German industry continues to be plagued by the consequences of the Ukraine war. The general uncertainty coupled with ongoing supply bottlenecks is causing lower demand.

German industry once again received significantly fewer orders in April. Compared to the previous month, orders fell by 2.7 percent, the Federal Ministry of Economics announced on Tuesday, citing data from the Federal Statistical Office.

It is the third decline in a row. Analysts had expected an increase of 0.4 percent. The most recent decline follows an even clearer setback in the previous month, which at 4.2 percent is a little less severe than previously known. In February, demand fell by 1.3 percent. The Federal Ministry of Economics explained the weak development primarily with the Ukraine war.
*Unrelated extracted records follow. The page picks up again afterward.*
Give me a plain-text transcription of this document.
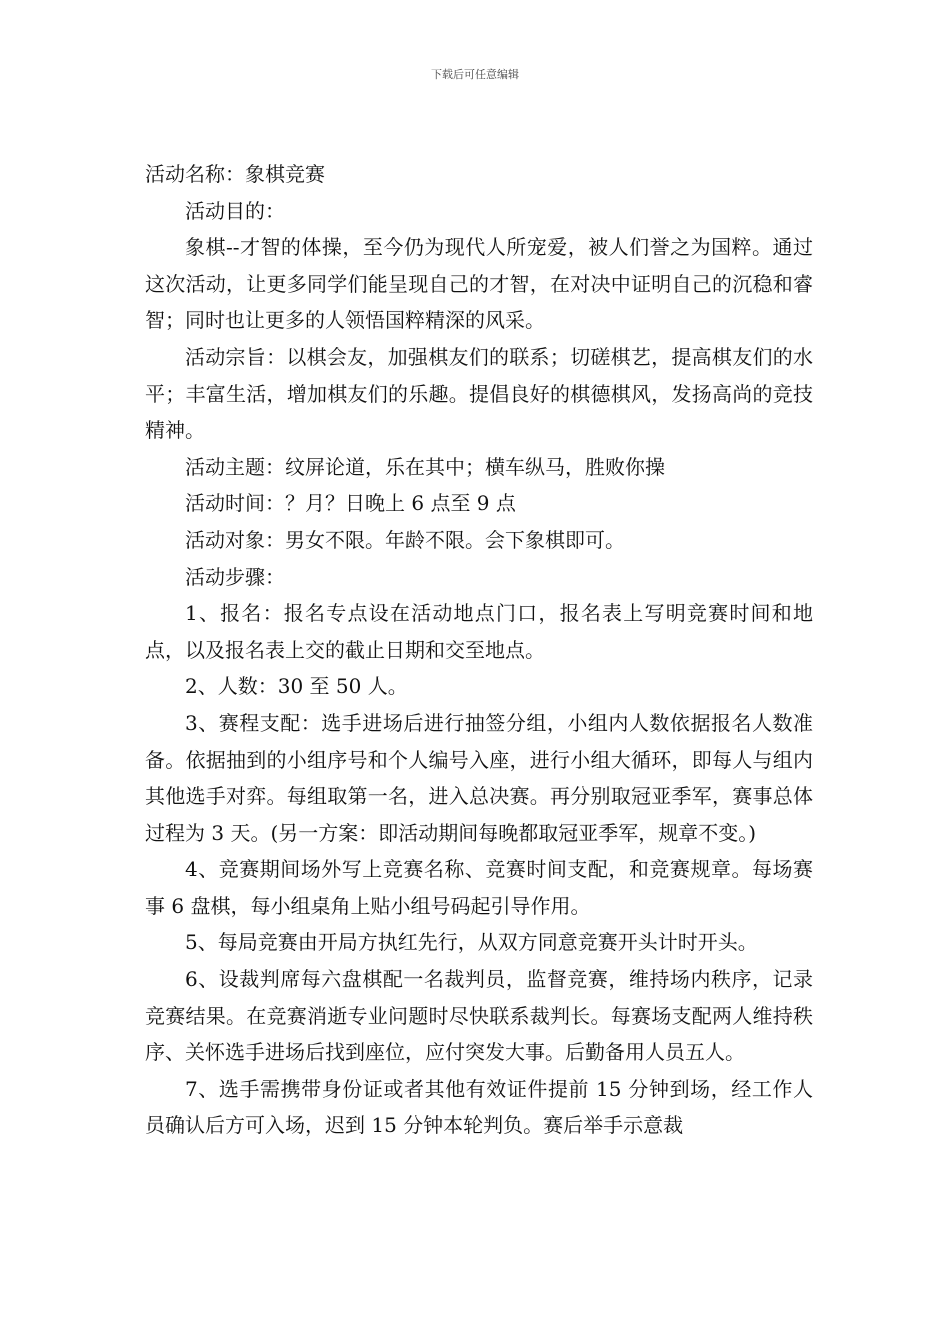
下载后可任意编辑

活动名称：象棋竞赛

活动目的：

象棋--才智的体操，至今仍为现代人所宠爱，被人们誉之为国粹。通过这次活动，让更多同学们能呈现自己的才智，在对决中证明自己的沉稳和睿智；同时也让更多的人领悟国粹精深的风采。

活动宗旨：以棋会友，加强棋友们的联系；切磋棋艺，提高棋友们的水平；丰富生活，增加棋友们的乐趣。提倡良好的棋德棋风，发扬高尚的竞技精神。

活动主题：纹屏论道，乐在其中；横车纵马，胜败你操

活动时间：？月？日晚上 6 点至 9 点

活动对象：男女不限。年龄不限。会下象棋即可。

活动步骤：

1、报名：报名专点设在活动地点门口，报名表上写明竞赛时间和地点，以及报名表上交的截止日期和交至地点。

2、人数：30 至 50 人。

3、赛程支配：选手进场后进行抽签分组，小组内人数依据报名人数准备。依据抽到的小组序号和个人编号入座，进行小组大循环，即每人与组内其他选手对弈。每组取第一名，进入总决赛。再分别取冠亚季军，赛事总体过程为 3 天。(另一方案：即活动期间每晚都取冠亚季军，规章不变。)

4、竞赛期间场外写上竞赛名称、竞赛时间支配，和竞赛规章。每场赛事 6 盘棋，每小组桌角上贴小组号码起引导作用。

5、每局竞赛由开局方执红先行，从双方同意竞赛开头计时开头。

6、设裁判席每六盘棋配一名裁判员，监督竞赛，维持场内秩序，记录竞赛结果。在竞赛消逝专业问题时尽快联系裁判长。每赛场支配两人维持秩序、关怀选手进场后找到座位，应付突发大事。后勤备用人员五人。

7、选手需携带身份证或者其他有效证件提前 15 分钟到场，经工作人员确认后方可入场，迟到 15 分钟本轮判负。赛后举手示意裁
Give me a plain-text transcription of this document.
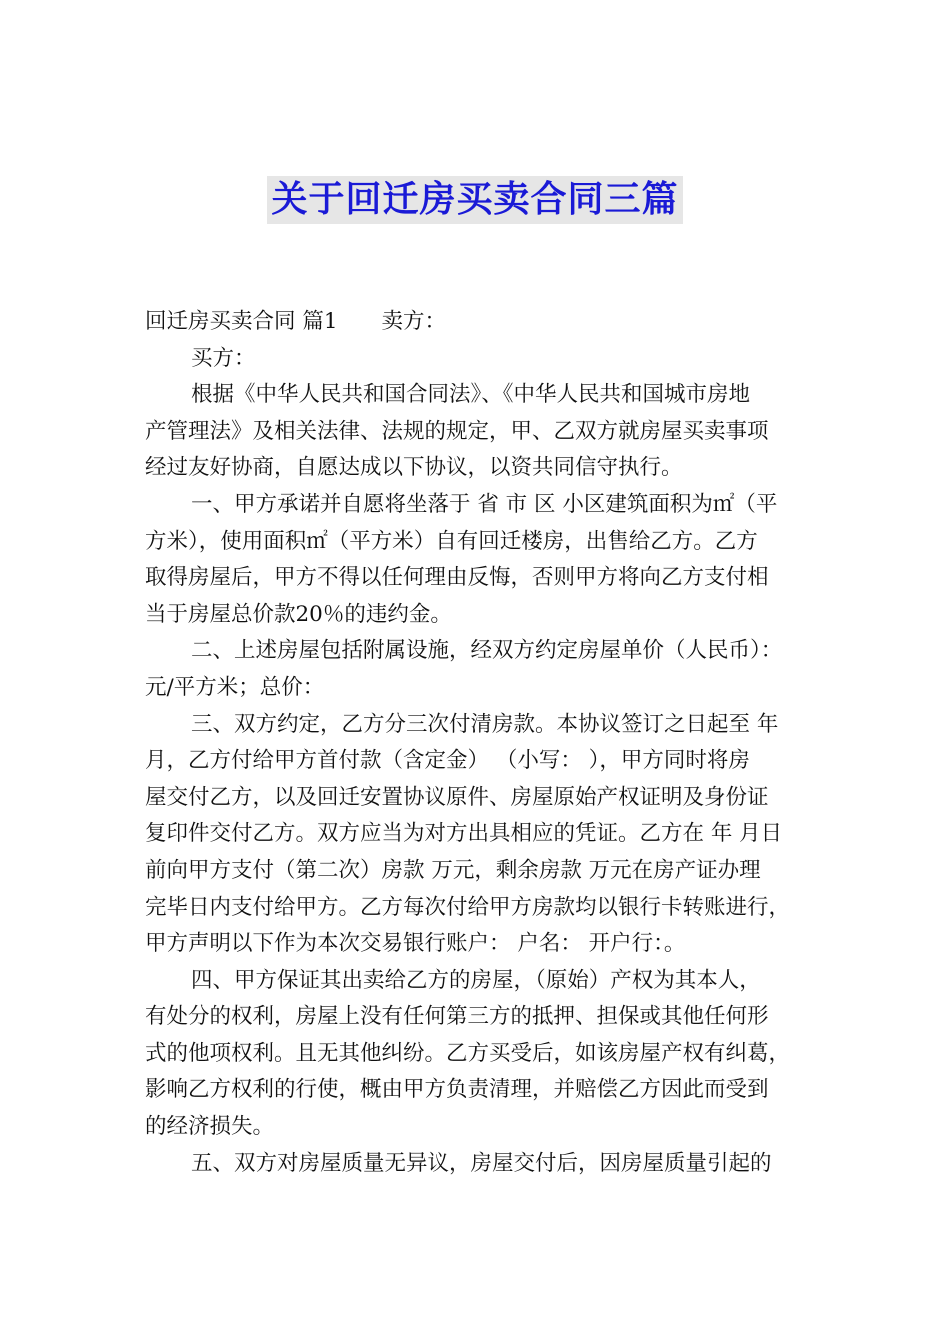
关于回迁房买卖合同三篇
回迁房买卖合同 篇1 卖方：
买方：
根据《中华人民共和国合同法》、《中华人民共和国城市房地
产管理法》及相关法律、法规的规定，甲、乙双方就房屋买卖事项
经过友好协商，自愿达成以下协议，以资共同信守执行。
一、甲方承诺并自愿将坐落于 省 市 区 小区建筑面积为㎡（平
方米），使用面积㎡（平方米）自有回迁楼房，出售给乙方。乙方
取得房屋后，甲方不得以任何理由反悔，否则甲方将向乙方支付相
当于房屋总价款20％的违约金。
二、上述房屋包括附属设施，经双方约定房屋单价（人民币）：
元/平方米；总价：
三、双方约定，乙方分三次付清房款。本协议签订之日起至 年
月，乙方付给甲方首付款（含定金） （小写： ），甲方同时将房
屋交付乙方，以及回迁安置协议原件、房屋原始产权证明及身份证
复印件交付乙方。双方应当为对方出具相应的凭证。乙方在 年 月日
前向甲方支付（第二次）房款 万元，剩余房款 万元在房产证办理
完毕日内支付给甲方。乙方每次付给甲方房款均以银行卡转账进行，
甲方声明以下作为本次交易银行账户： 户名： 开户行：。
四、甲方保证其出卖给乙方的房屋，（原始）产权为其本人，
有处分的权利，房屋上没有任何第三方的抵押、担保或其他任何形
式的他项权利。且无其他纠纷。乙方买受后，如该房屋产权有纠葛，
影响乙方权利的行使，概由甲方负责清理，并赔偿乙方因此而受到
的经济损失。
五、双方对房屋质量无异议，房屋交付后，因房屋质量引起的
In detail, the development was consistently weak. 4.0 percent fewer orders came from abroad, and 0.9 percent fewer orders were placed in Germany. The demand for capital goods such as machines fell particularly sharply at 4.3 percent. Consumer goods were ordered 2.6 percent less, orders for intermediate goods fell by 0.3 percent.

The Economy Ministry commented that heightened uncertainty over the Russian invasion of Ukraine is leading to weak demand, particularly from abroad. However, the companies continue to have well-filled order books. “Overall, the outlook for industrial activity in the coming months is subdued.”

Bank economists made similar statements. The interim order boom has subsided significantly, explained Commerzbank economist Ralph Solveen. The reasons for the weakening are lower demand from China, for example, and the ongoing supply bottlenecks for many goods. A quick turnaround is not to be expected.